I have defined a Hive table where a single column contains JSON text:
CREATE EXTERNAL TABLE IF NOT EXISTS my.rawdata (
json string
)
PARTITIONED BY (dt string)
ROW FORMAT SERDE 'org.apache.hadoop.hive.serde2.OpenCSVSerde'
WITH SERDEPROPERTIES (
'separatorChar' = '\n',
'quoteChar' = '\0',
'escapeChar' = '\r'
)
STORED AS TEXTFILE
LOCATION 's3://mydata/';
Is there a Presto/Athena query that can list out all field names that occur within the JSON and their frequency (i.e. total number of times the attribute appears in the table)?
答案 0 :(得分:2)
Use the JSON functions to parse the JSON and turn it into a map. Then extract the keys and unnest them.

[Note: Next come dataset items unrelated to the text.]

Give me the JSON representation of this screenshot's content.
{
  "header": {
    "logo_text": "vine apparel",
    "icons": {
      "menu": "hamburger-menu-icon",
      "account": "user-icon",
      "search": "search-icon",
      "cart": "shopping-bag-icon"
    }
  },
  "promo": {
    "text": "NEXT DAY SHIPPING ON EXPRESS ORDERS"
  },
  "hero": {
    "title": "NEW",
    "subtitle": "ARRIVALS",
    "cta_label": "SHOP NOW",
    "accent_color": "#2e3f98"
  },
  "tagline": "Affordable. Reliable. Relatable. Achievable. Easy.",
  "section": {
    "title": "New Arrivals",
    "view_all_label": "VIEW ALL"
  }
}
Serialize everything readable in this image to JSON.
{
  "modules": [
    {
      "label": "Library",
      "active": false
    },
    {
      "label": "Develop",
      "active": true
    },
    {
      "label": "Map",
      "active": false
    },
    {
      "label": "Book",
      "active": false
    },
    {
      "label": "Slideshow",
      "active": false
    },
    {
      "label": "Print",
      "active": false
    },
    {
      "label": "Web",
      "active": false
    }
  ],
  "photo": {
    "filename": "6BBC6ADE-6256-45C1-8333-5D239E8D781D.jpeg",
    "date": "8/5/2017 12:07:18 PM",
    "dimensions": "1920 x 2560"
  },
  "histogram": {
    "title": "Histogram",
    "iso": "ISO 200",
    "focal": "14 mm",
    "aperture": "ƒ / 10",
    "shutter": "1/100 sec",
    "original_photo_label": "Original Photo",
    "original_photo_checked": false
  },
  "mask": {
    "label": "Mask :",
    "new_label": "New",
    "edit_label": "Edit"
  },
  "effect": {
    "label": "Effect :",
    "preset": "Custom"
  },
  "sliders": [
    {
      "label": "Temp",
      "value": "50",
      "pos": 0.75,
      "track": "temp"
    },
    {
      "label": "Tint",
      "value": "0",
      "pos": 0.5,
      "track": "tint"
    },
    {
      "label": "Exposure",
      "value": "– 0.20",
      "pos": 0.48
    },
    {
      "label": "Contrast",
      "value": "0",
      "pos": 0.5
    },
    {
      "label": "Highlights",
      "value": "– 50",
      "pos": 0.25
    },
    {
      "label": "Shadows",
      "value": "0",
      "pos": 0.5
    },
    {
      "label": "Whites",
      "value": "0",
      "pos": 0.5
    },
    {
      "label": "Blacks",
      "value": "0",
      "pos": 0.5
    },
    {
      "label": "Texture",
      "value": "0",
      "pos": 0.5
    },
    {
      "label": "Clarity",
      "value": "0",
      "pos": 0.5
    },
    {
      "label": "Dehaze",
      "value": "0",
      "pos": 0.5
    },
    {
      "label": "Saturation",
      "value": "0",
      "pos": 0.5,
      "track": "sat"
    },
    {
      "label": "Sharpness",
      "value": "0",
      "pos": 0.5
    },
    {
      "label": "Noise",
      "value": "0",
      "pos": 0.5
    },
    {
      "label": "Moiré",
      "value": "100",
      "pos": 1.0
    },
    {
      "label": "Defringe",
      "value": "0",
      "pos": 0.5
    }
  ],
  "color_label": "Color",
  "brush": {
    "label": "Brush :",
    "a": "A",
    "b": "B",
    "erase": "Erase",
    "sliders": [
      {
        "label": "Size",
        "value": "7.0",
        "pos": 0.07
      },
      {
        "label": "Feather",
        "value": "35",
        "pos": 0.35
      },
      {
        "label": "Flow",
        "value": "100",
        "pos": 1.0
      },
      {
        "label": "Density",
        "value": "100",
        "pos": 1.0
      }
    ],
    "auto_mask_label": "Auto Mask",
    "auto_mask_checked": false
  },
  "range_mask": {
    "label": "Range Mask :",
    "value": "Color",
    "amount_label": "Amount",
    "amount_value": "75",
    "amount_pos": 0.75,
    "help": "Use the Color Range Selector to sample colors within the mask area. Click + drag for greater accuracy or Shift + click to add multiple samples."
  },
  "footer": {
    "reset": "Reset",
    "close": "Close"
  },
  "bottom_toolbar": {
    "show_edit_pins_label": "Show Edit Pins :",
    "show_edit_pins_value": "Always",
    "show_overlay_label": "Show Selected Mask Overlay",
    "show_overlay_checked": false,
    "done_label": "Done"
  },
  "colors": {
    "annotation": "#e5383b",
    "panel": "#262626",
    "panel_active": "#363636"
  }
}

Finally, use a normal SQL aggregation:
SELECT key, count(*)
FROM (
SELECT map_keys(cast(json_parse(json) AS map(varchar, json))) AS keys
FROM rawdata
)
CROSS JOIN UNNEST (keys) AS t (key)
GROUP BY key
答案 1 :(得分:0)
select key
,count(*)
from t cross join
unnest (regexp_extract_all(json,'"([^"]+)"\s*:\s*("[^"]+"|[^,{}]+)',1)) u (key)
group by key
;